Backend incident
Incident Report for Yuso
Postmortem

SUMMARY

On the 4th of July, we experienced issues to dispatch immediate ride for our Taxi/VTC customers. All automatic dispatches performed by our system ended up failing.

ROOT CAUSE ANALYSIS

Our dispatch system relies on one of our provider to compute ETA for drivers, when a immediate ride is created. When the provider cannot answer, the dispatch system fails and the ride is not dispatched automatically to a driver. This means that a back office agent has to manually dispatch the ride. This behaviour applies to VTC and Taxi companies.

Due to the outage of our provider, all our calls from our back end system failed, thus making the dispatch system fail too.

For more information on the outage, see:

https://status.here.com/status?id=status_history_details&sys_id=80480f2d1bbd50540bfa42eddc4bcb0c

STEPS TO RESOLUTION

Steps taken to diagnose, assess, and resolve:

  • 16h19 - Call from one of our client to say they have to perform the dispatch manually for immediate rides
  • 16h34 - Issue identified, outage ongoing for our maps provider HERE
  • 16h54 - Switch to another provider to re enable the automatic dispatch system
  • 17h50 - Second call from our client to complain about the issue occurring again
  • 18h10 - Identification of a regression in our source code
  • 18h16 - Force switch on our second provider
  • 19h01 - Outage ended for our provider HERE
  • 21h30 - Switch back on HERE

LEARNINGS & NEXT STEPS

Even if our providers have proven they are really reliable, we cannot afford to let our dispatch system fail when it doesn’t get an answer. Our monitoring system alerted on some issues with a part of our back end, but we had to investigate a bit to discover that our provider was experiencing an outage.

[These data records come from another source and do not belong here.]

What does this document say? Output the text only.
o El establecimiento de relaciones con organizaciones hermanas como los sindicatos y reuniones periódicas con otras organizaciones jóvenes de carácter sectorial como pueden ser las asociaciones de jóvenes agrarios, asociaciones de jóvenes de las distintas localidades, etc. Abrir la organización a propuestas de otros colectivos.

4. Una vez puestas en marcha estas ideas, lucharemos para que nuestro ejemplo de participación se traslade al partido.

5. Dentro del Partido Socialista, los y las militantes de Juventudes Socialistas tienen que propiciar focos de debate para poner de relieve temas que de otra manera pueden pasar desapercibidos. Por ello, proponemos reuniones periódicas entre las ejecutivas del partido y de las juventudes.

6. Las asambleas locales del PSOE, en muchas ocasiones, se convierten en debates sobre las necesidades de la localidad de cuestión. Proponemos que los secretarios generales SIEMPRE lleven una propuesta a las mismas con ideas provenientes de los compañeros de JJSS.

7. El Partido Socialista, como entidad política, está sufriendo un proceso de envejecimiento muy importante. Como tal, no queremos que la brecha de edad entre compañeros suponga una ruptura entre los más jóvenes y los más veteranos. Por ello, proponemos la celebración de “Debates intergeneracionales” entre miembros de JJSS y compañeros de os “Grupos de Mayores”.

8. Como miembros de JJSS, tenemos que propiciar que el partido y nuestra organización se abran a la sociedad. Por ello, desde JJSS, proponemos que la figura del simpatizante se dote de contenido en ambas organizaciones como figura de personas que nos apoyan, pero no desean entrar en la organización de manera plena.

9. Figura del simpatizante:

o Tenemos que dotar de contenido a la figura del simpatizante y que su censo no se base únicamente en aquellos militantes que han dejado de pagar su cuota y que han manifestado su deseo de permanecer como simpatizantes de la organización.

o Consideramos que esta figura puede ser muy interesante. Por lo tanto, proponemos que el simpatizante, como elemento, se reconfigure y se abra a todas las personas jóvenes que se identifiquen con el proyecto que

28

When we first switch from a provider to another, we were confident in the fact that the dispatch system would be operating normally again. But it appears a regression has appeared and modified the source code behaviour. This should not happen.

We therefore have three tasks to enhance our systems:

  • Add some alerting on our provider to be alerted when an outage occurs, in order to react even quickly
  • Fix the regression and improve our testing mechanisms
  • Set up a fallback on our dispatch system to prevent it from failing, to either call another provider or compute a rough ETA
Posted Jul 06, 2020 - 16:12 CEST

Resolved
This incident has been resolved, all systems are operating normally.
Posted Jul 04, 2020 - 21:33 CEST
Monitoring
We have deployed a fix and switched some of our processes to another provider.

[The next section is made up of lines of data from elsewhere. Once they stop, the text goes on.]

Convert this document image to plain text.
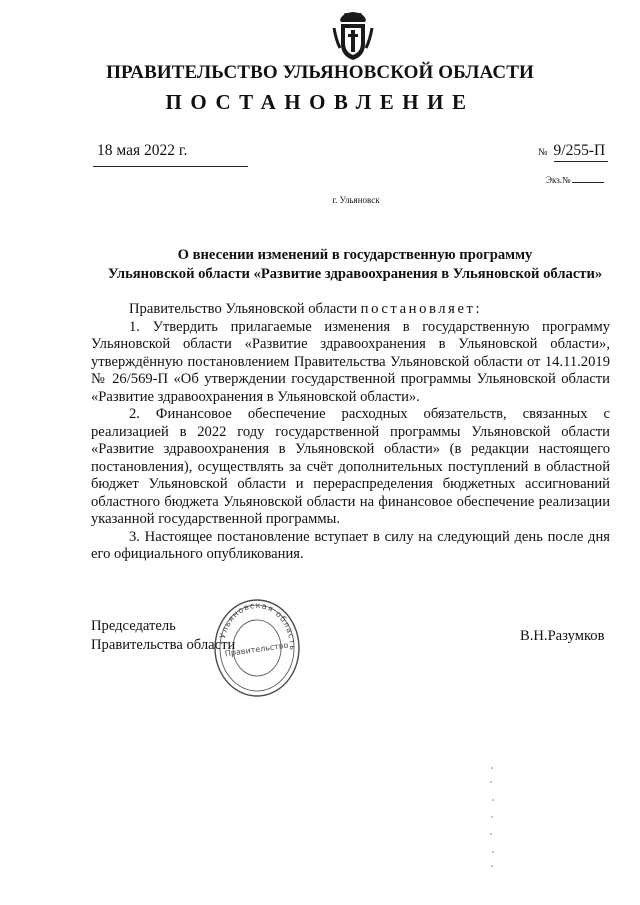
ПРАВИТЕЛЬСТВО УЛЬЯНОВСКОЙ ОБЛАСТИ
ПОСТАНОВЛЕНИЕ
18 мая 2022 г.	№ 9/255-П
Экз.№
г. Ульяновск
О внесении изменений в государственную программу
Ульяновской области «Развитие здравоохранения в Ульяновской области»

Правительство Ульяновской области постановляет:

1. Утвердить прилагаемые изменения в государственную программу Ульяновской области «Развитие здравоохранения в Ульяновской области», утверждённую постановлением Правительства Ульяновской области от 14.11.2019 № 26/569-П «Об утверждении государственной программы Ульяновской области «Развитие здравоохранения в Ульяновской области».

2. Финансовое обеспечение расходных обязательств, связанных с реализацией в 2022 году государственной программы Ульяновской области «Развитие здравоохранения в Ульяновской области» (в редакции настоящего постановления), осуществлять за счёт дополнительных поступлений в областной бюджет Ульяновской области и перераспределения бюджетных ассигнований областного бюджета Ульяновской области на финансовое обеспечение реализации указанной государственной программы.

3. Настоящее постановление вступает в силу на следующий день после дня его официального опубликования.

Председатель
Правительства области
В.Н.Разумков
Ульяновская область
Правительство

We are monitoring the issue.
Posted Jul 04, 2020 - 17:27 CEST
Identified
One of our provider is currently experiencing a major outage on its system (https://status.here.com/status), on which we rely to compute our ETA for immediate ride.

We are currently working on a fix.
Posted Jul 04, 2020 - 16:42 CEST
Investigating
We're experiencing an incident on our Yuso backend and are currently looking into the issue.

Do not hesitate to contact us for further details at help@yusofleet.com.
Posted Jul 04, 2020 - 16:34 CEST
This incident affected: Back Office (Dispatch System).